Avant la carte postale
Il est bien sûr possible de faire remonter l'envoi de messages à découvert à des époques très anciennes, des tablettes d'argile en Assyrie du IVème millénaire avant notre ère aux billets de visite écrits sur des cartes à jouer sous Louis XIII.
Les origines de la carte postale remontent à la seconde moitié du XIXème siècle, ce sont des cartes commerciales en papier glacé, d'où leur nom de cartes porcelaines, qui peuvent circuler à découvert car l'administration des postes l'admet depuis 1856. Les négociants font ainsi imprimer des textes publicitaires ou réclames qui ne contiennent aucun message personnel.
Le concept officiel de la carte postale n'est pas encore né.
Naissance de la carte postale officielle
C'est un conseiller d'Etat prussien, Heinrich Von Stephan (portrait ci-contre), qui propose, lors de la 5ème conférence de l'Association allemande des postes de 1865 à Karlsruhe, un feuillet cartonné de correspondance devant circuler à découvert. Mais l'idée n'est pas retenue.
Le 28 janvier1869, Emmanuel Hermann 1838/1902, professeur d'économie politique à Vienne, reprend l'idée et utilise pour la première fois le terme de carte de correspondance.
En France
L'administration des Postes regarde avec bienveillance cette carte officielle, mais ne propose pas de faire de même en France.

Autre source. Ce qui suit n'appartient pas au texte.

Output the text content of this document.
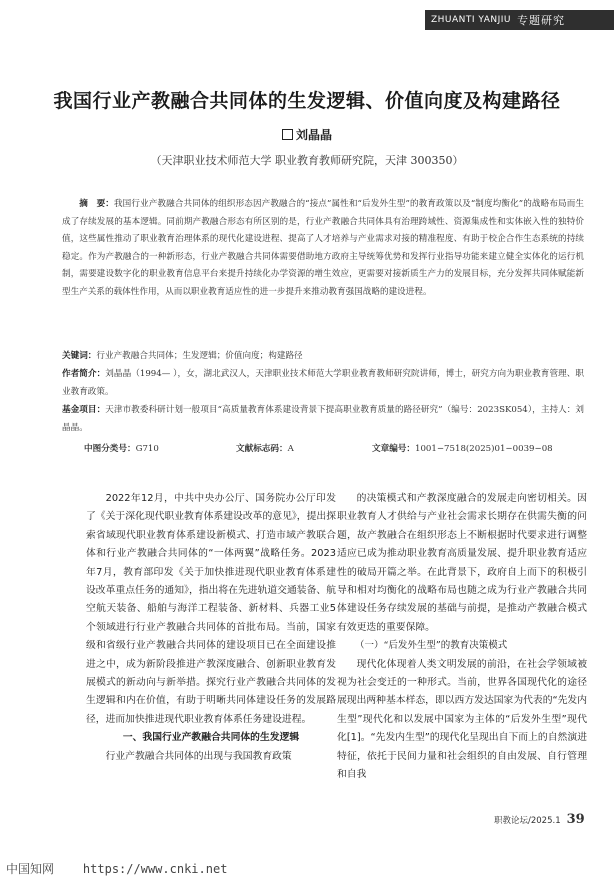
ZHUANTI YANJIU 专题研究
我国行业产教融合共同体的生发逻辑、价值向度及构建路径
刘晶晶
（天津职业技术师范大学 职业教育教师研究院，天津 300350）
摘　要：我国行业产教融合共同体的组织形态因产教融合的“接点”属性和“后发外生型”的教育政策以及“制度均衡化”的战略布局而生成了存续发展的基本逻辑。同前期产教融合形态有所区别的是，行业产教融合共同体具有治理跨域性、资源集成性和实体嵌入性的独特价值，这些属性推动了职业教育治理体系的现代化建设进程、提高了人才培养与产业需求对接的精准程度、有助于校企合作生态系统的持续稳定。作为产教融合的一种新形态，行业产教融合共同体需要借助地方政府主导统筹优势和发挥行业指导功能来建立健全实体化的运行机制，需要建设数字化的职业教育信息平台来提升持续化办学资源的增生效应，更需要对接新质生产力的发展目标，充分发挥共同体赋能新型生产关系的载体性作用，从而以职业教育适应性的进一步提升来推动教育强国战略的建设进程。
关键词：行业产教融合共同体；生发逻辑；价值向度；构建路径
作者简介：刘晶晶（1994— ），女，湖北武汉人，天津职业技术师范大学职业教育教师研究院讲师，博士，研究方向为职业教育管理、职业教育政策。
基金项目：天津市教委科研计划一般项目“高质量教育体系建设背景下提高职业教育质量的路径研究”（编号：2023SK054），主持人：刘晶晶。
中图分类号：G710	文献标志码：A	文章编号：1001−7518(2025)01−0039−08

2022年12月，中共中央办公厅、国务院办公厅印发了《关于深化现代职业教育体系建设改革的意见》，提出探索省域现代职业教育体系建设新模式、打造市域产教联合体和行业产教融合共同体的“一体两翼”战略任务。2023年7月，教育部印发《关于加快推进现代职业教育体系建设改革重点任务的通知》，指出将在先进轨道交通装备、航空航天装备、船舶与海洋工程装备、新材料、兵器工业5个领域进行行业产教融合共同体的首批布局。当前，国家级和省级行业产教融合共同体的建设项目已在全面建设推进之中，成为新阶段推进产教深度融合、创新职业教育发展模式的新动向与新举措。探究行业产教融合共同体的发生逻辑和内在价值，有助于明晰共同体建设任务的发展路径，进而加快推进现代职业教育体系任务建设进程。

一、我国行业产教融合共同体的生发逻辑

行业产教融合共同体的出现与我国教育政策

的决策模式和产教深度融合的发展走向密切相关。因职业教育人才供给与产业社会需求长期存在供需失衡的问题，故产教融合在组织形态上不断根据时代要求进行调整适应已成为推动职业教育高质量发展、提升职业教育适应性的破局开篇之举。在此背景下，政府自上而下的积极引导和相对均衡化的战略布局也随之成为行业产教融合共同体建设任务存续发展的基础与前提，是推动产教融合模式有效更迭的重要保障。

（一）“后发外生型”的教育决策模式

现代化体现着人类文明发展的前沿，在社会学领域被视为社会变迁的一种形式。当前，世界各国现代化的途径展现出两种基本样态，即以西方发达国家为代表的“先发内生型”现代化和以发展中国家为主体的“后发外生型”现代化[1]。“先发内生型”的现代化呈现出自下而上的自然演进特征，依托于民间力量和社会组织的自由发展、自行管理和自我

职教论坛/2025.1 39
中国知网 https://www.cnki.net
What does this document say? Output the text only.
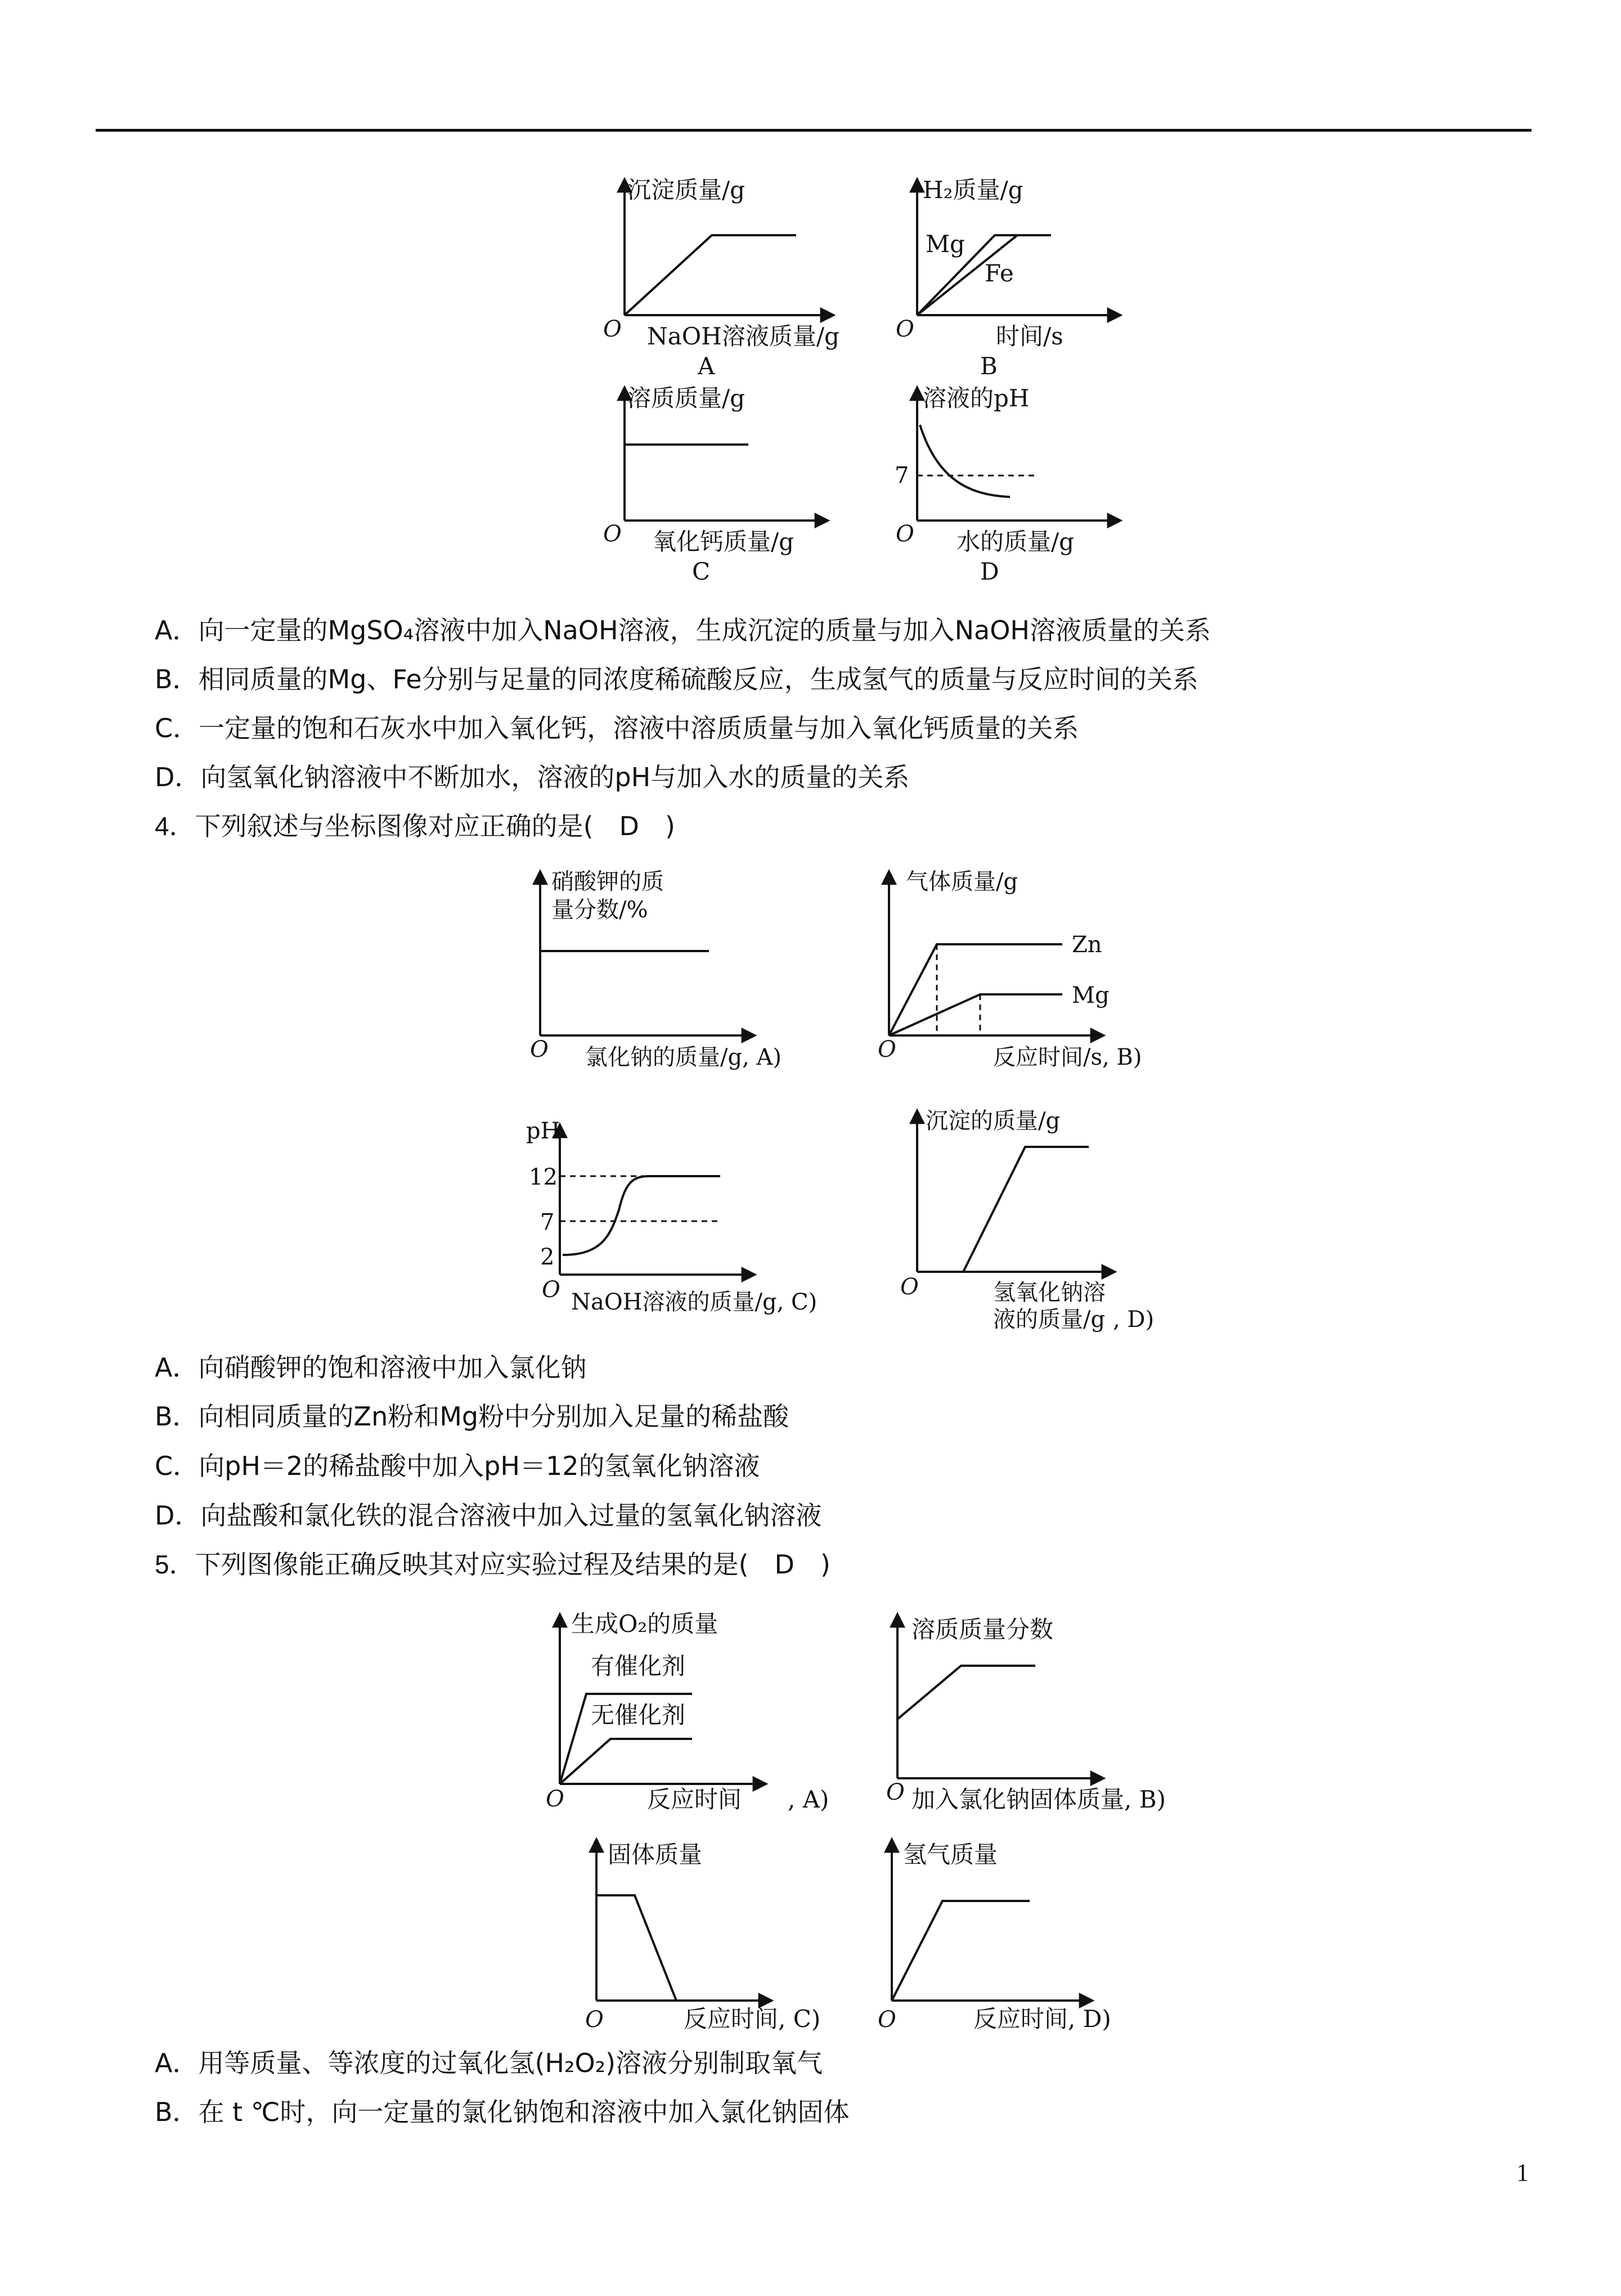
沉淀质量/g
O NaOH溶液质量/g
A
H₂质量/g
Mg
Fe
O	时间/s
B
溶质质量/g
O 氧化钙质量/g
C
溶液的pH
7
O 水的质量/g
D
A．向一定量的MgSO₄溶液中加入NaOH溶液，生成沉淀的质量与加入NaOH溶液质量的关系
B．相同质量的Mg、Fe分别与足量的同浓度稀硫酸反应，生成氢气的质量与反应时间的关系
C．一定量的饱和石灰水中加入氧化钙，溶液中溶质质量与加入氧化钙质量的关系
D．向氢氧化钠溶液中不断加水，溶液的pH与加入水的质量的关系
4．下列叙述与坐标图像对应正确的是(　D　)
硝酸钾的质
量分数/%
O 氯化钠的质量/g, A)
气体质量/g
Zn
Mg
O	反应时间/s, B)
pH
12
7
2
O NaOH溶液的质量/g, C)
沉淀的质量/g
O	氢氧化钠溶
液的质量/g , D)
A．向硝酸钾的饱和溶液中加入氯化钠
B．向相同质量的Zn粉和Mg粉中分别加入足量的稀盐酸
C．向pH＝2的稀盐酸中加入pH＝12的氢氧化钠溶液
D．向盐酸和氯化铁的混合溶液中加入过量的氢氧化钠溶液
5．下列图像能正确反映其对应实验过程及结果的是(　D　)
生成O₂的质量
有催化剂
无催化剂
O	反应时间 , A)
溶质质量分数
O 加入氯化钠固体质量, B)
固体质量
O	反应时间, C)
氢气质量
O	反应时间, D)
A．用等质量、等浓度的过氧化氢(H₂O₂)溶液分别制取氧气
B．在 t ℃时，向一定量的氯化钠饱和溶液中加入氯化钠固体
1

Après 1870, la France n'est pas au mieux de ses relations avec le monde germanique aussi va t-elle essayer de forger de toute pièce des inventeurs français antérieurs aux germains.
Un article du Petit Journal du 6 septembre 1902 sur Léon Besnardeau 1829/1914 (ci-dessous), modeste libraire-papetier de Sillé-le-Guillaume (Sarthe), va faire de lui l'inventeur de la carte postale illustrée. Il aurait eut la bonne idée de créer une carte postale pour que les soldats du camp de Conlie puissent communiquer avec leurs familles. La mention Souvenir de la Défense Nationale sur cette carte laisse supposer qu’elle a été réalisée après la guerre de 1870, comme souvenir pour les soldats venus en pèlerinage au Camp de Conlie.
La carte de Strasbourg
En 1870, la Société de secours aux blessés militaires des armées de terre et de mer émet une carte pour permettre la communication entre les comités locaux de cette Société.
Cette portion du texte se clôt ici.